Mobile phones have become part of the fabric of our society, with many people rarely allowing their prized possession further than an arm's reach. According to the PewResearch Internet Project, 99 percent of American adults have a cell phone, with 58 percent owning a smartphone that dramatically extends their connectivity.
This reality is allowing organizations to leverage mobile to expand the ways they can connect with their customers and prospects without any geographical or time restrictions. Independence Blue Cross, a provider of health insurance in the Greater Pennsylvania marketplace, recognized the enormous opportunity provided by the prevalence of mobile phones. "We want to meet customers' needs wherever they are," stresses Paula Sunshine, the insurer's vice president for sales and marketing and consumer business. "We want to be able to go to them rather than wait for them to come to us."
And Independence's customers had been expressing their need for increased mobile connectivity. In fact, Sunshine notes that 60 percent of customers were accessing the insurer's website through their smartphones. "They want to engage with us over mobile," she says.
Committed to be where their customers are, Independence's business leaders started looking for a solution that facilitates mobile interactions within a safe environment. The aim was to provide customers with a way to communicate with Independence Blue Cross in the same easy way people communicate with their family and friends. But the insurer wanted to make sure it wasn't overloading customers with too many communications that lead to alienation and potential opt-out. After researching the market, last year Independence implemented technology by Relay to create IBX Wire, a system that allows for private and personalized messages on a mobile device.
One important decision following the implementation of the Relay platform was to ensure that the insurer wasn't pushing itself on customers. Instead, through the Relay platform, Independence sent its customers an invite to connect over mobile. Sunshine explains that when customers receive their new health insurance ID card, they are asked to call a toll-free number to confirm receipt, and Independence identified this interaction as a great opportunity to invite customers to connect over mobile. More than 70 percent of members do make the call and Sunshine notes that 30 percent of callers have been receptive to the invite.
Independence also wanted to make sure that customers remained in control of the frequency of communications. Sunshine explains that the tool allows members to set their own preferences, for example determining when they want to receive messages. This flexibility has worked: Out of the 200,000 people who connected to the IBX Wire, none have opted out.
Once a customer has accepted the mobile invitation, Independence can start communicating with them over the channel. Sunshine stresses that this is done in compliance with the Health Insurance Portability and Accountability Act (HIPPA) that protects individually identifiable information. The channel has proven to be a powerful means of communication and Independence has experienced impressive results. For example, a reminder to take the influenza vaccine was opened by 54 percent of recipients and more than 70 percent of those who opened it responded as to whether they had already taken the shot. This data provided Independence with yet another opportunity to interact with customers and Sunshine explains that those who hadn't yet taken the vaccine were sent information about how to go about getting the shot.
The next stage is to make sure that the messaging is individually relevant. For example, a member who has just filled a prescription with a brand name medication might be sent information about a less expensive alternative.
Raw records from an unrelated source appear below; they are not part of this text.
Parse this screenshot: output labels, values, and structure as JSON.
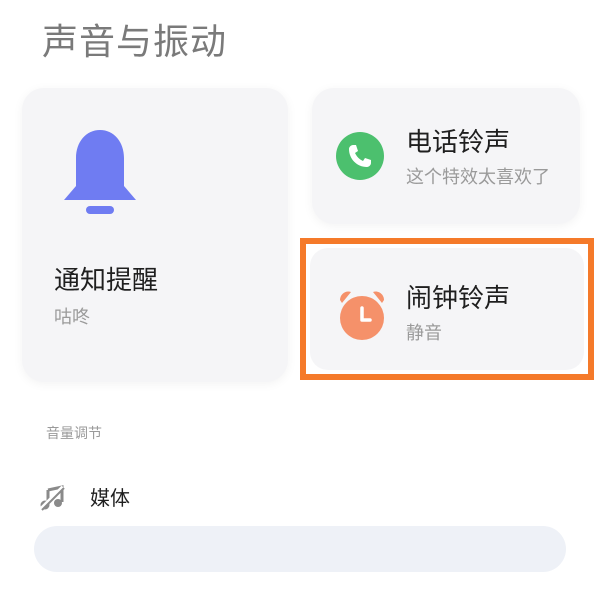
{
  "page": {
    "title": "声音与振动"
  },
  "cards": {
    "notification": {
      "title": "通知提醒",
      "subtitle": "咕咚",
      "icon": "bell-icon",
      "color": "#6f7cf2"
    },
    "phone": {
      "title": "电话铃声",
      "subtitle": "这个特效太喜欢了",
      "icon": "phone-icon",
      "color": "#4cc06e"
    },
    "alarm": {
      "title": "闹钟铃声",
      "subtitle": "静音",
      "icon": "alarm-clock-icon",
      "color": "#f5916a",
      "highlight_color": "#f57a2a"
    }
  },
  "volume": {
    "section_label": "音量调节",
    "media": {
      "label": "媒体",
      "icon": "music-muted-icon",
      "level": 0
    }
  }
}
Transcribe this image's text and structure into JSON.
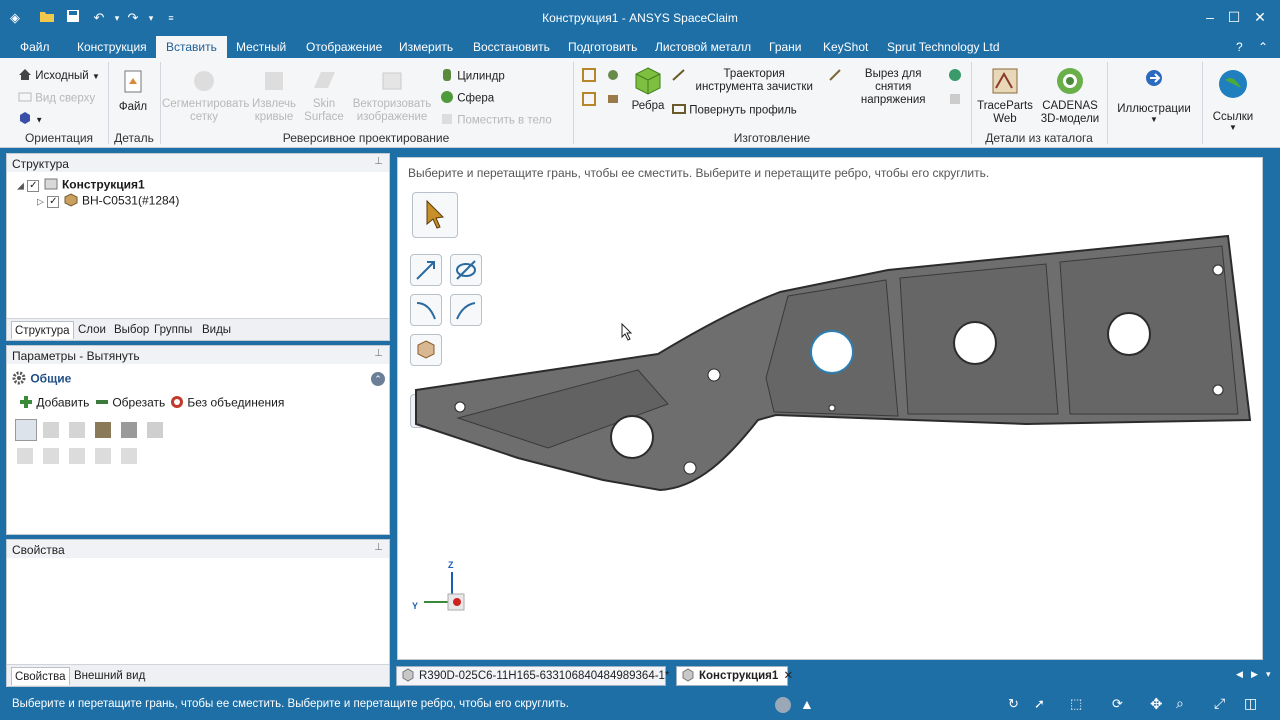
{
  "window": {
    "title": "Конструкция1 - ANSYS SpaceClaim",
    "minimize": "–",
    "restore": "☐",
    "close": "✕"
  },
  "quick_access": {
    "app_icon": "spaceclaim-icon",
    "open_icon": "folder-open-icon",
    "save_icon": "save-icon",
    "undo_icon": "undo-icon",
    "redo_icon": "redo-icon",
    "customize_icon": "customize-icon"
  },
  "menu": [
    "Файл",
    "Конструкция",
    "Вставить",
    "Местный",
    "Отображение",
    "Измерить",
    "Восстановить",
    "Подготовить",
    "Листовой металл",
    "Грани",
    "KeyShot",
    "Sprut Technology Ltd"
  ],
  "ribbon": {
    "orientation": {
      "home": "Исходный",
      "plan_view": "Вид сверху",
      "group": "Ориентация"
    },
    "detail": {
      "file": "Файл",
      "group": "Деталь"
    },
    "reverse": {
      "segment_mesh": "Сегментировать сетку",
      "extract_curves": "Извлечь кривые",
      "skin_surface": "Skin Surface",
      "vectorize_image": "Векторизовать изображение",
      "cylinder": "Цилиндр",
      "sphere": "Сфера",
      "fit_solid": "Поместить в тело",
      "group": "Реверсивное проектирование"
    },
    "manufacturing": {
      "ribs": "Ребра",
      "tool_path": "Траектория инструмента зачистки",
      "stress_cut": "Вырез для снятия напряжения",
      "rotate_profile": "Повернуть профиль",
      "group": "Изготовление"
    },
    "catalog": {
      "traceparts": "TraceParts Web",
      "cadenas": "CADENAS 3D-модели",
      "group": "Детали из каталога"
    },
    "illustrations": "Иллюстрации",
    "links": "Ссылки"
  },
  "structure_panel": {
    "title": "Структура",
    "root": "Конструкция1",
    "child": "BH-C0531(#1284)",
    "tabs": [
      "Структура",
      "Слои",
      "Выбор",
      "Группы",
      "Виды"
    ]
  },
  "options_panel": {
    "title": "Параметры - Вытянуть",
    "section": "Общие",
    "add": "Добавить",
    "cut": "Обрезать",
    "no_merge": "Без объединения"
  },
  "properties_panel": {
    "title": "Свойства",
    "tabs": [
      "Свойства",
      "Внешний вид"
    ]
  },
  "viewport": {
    "hint": "Выберите и перетащите грань, чтобы ее сместить. Выберите и перетащите ребро, чтобы его скруглить.",
    "axis_z": "Z",
    "axis_y": "Y"
  },
  "document_tabs": [
    {
      "label": "R390D-025C6-11H165-633106840484989364-1*",
      "active": false
    },
    {
      "label": "Конструкция1",
      "active": true
    }
  ],
  "status_text": "Выберите и перетащите грань, чтобы ее сместить. Выберите и перетащите ребро, чтобы его скруглить.",
  "colors": {
    "accent": "#1f6fa7",
    "part_fill": "#6e6e6e",
    "part_edge": "#2c2c2c"
  }
}
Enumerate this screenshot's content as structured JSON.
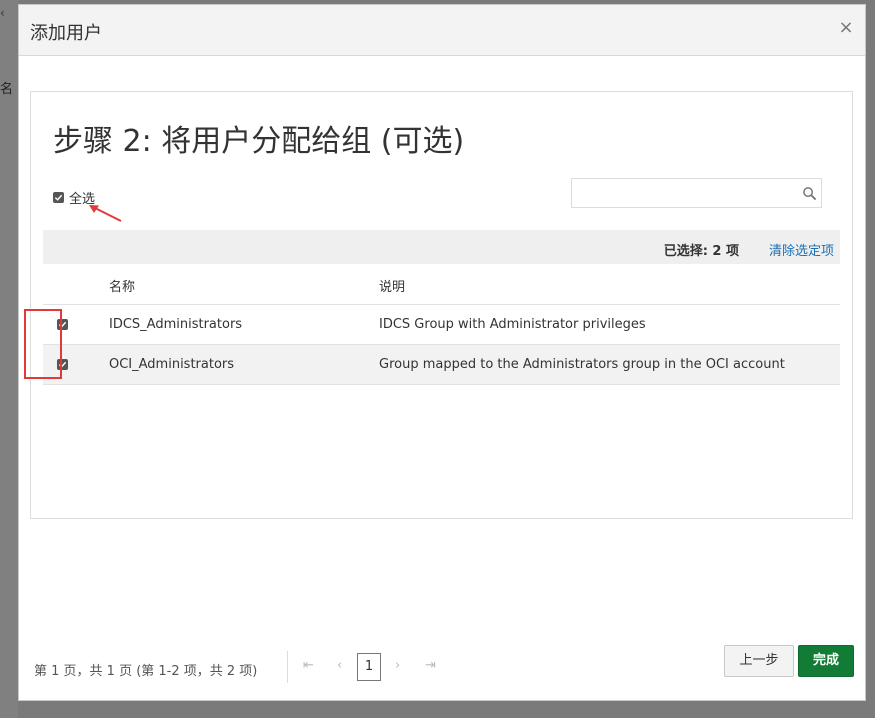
{
  "background": {
    "left_text": "名"
  },
  "dialog": {
    "title": "添加用户",
    "close_label": "×"
  },
  "step": {
    "title": "步骤 2: 将用户分配给组 (可选)"
  },
  "select_all": {
    "label": "全选",
    "checked": true
  },
  "search": {
    "placeholder": "",
    "value": ""
  },
  "selection": {
    "count_label": "已选择: 2 项",
    "clear_label": "清除选定项"
  },
  "table": {
    "headers": {
      "name": "名称",
      "description": "说明"
    },
    "rows": [
      {
        "name": "IDCS_Administrators",
        "description": "IDCS Group with Administrator privileges",
        "checked": true
      },
      {
        "name": "OCI_Administrators",
        "description": "Group mapped to the Administrators group in the OCI account",
        "checked": true
      }
    ]
  },
  "pagination": {
    "info": "第  1  页，共 1 页  (第 1-2 项，共 2 项)",
    "first": "⇤",
    "prev": "‹",
    "current": "1",
    "next": "›",
    "last": "⇥"
  },
  "footer": {
    "back_label": "上一步",
    "finish_label": "完成"
  },
  "colors": {
    "accent_green": "#127c36",
    "link_blue": "#1a6fb3",
    "annotation_red": "#e23a3a"
  }
}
And a member who visited an emergency room for a medical issue that could have easily been handled by an Urgent Care clinic will be sent information meant to educate him and help him make a different decision in the future. "We are focusing on tailored messaging," Sunshine explains.
Independence is also using the IBX Wire to give information to prospects. When the insurer visited communities to educate customers about the Affordable Care Act, it identified smartphones as a great way to send the messaging. "While many had never had insurance before and [weren't knowledgeable,] they had smartphones," Sunshine says. The insurer worked with Relay to develop an application that allows it to push content to customers. Calls to the contact center from customers who expressed interest in buying Independence's insurance were intercepted and told that they could receive information on their phones. "This allowed us to divert calls from the contact center, giving agents more time to address complicated questions," Sunshine notes.
Sunshine describes the platform as "a lifesaver" during the contact center's busiest times. She explains that while Independence wanted to provide callers with the opportunity to talk to an agent at a predetermined time that was convenient for them, the contact center was too busy to be able to schedule call backs. However, the insurer was able to use IBX Wire to send a reminder to call the contact center and was able to prioritize prescheduled calls.
Independence plans to continue extending its mobile capabilities and is working on a chat-like functionality that allows for members to communicate with an agent securely through their phones. Also in progress are plans to use IBX Wire to connect members directly with healthcare providers through three-way conversations. "We can only be limited by our imagination since we have a secure channel and can communicate with members as frequently as they want," Sunshine notes.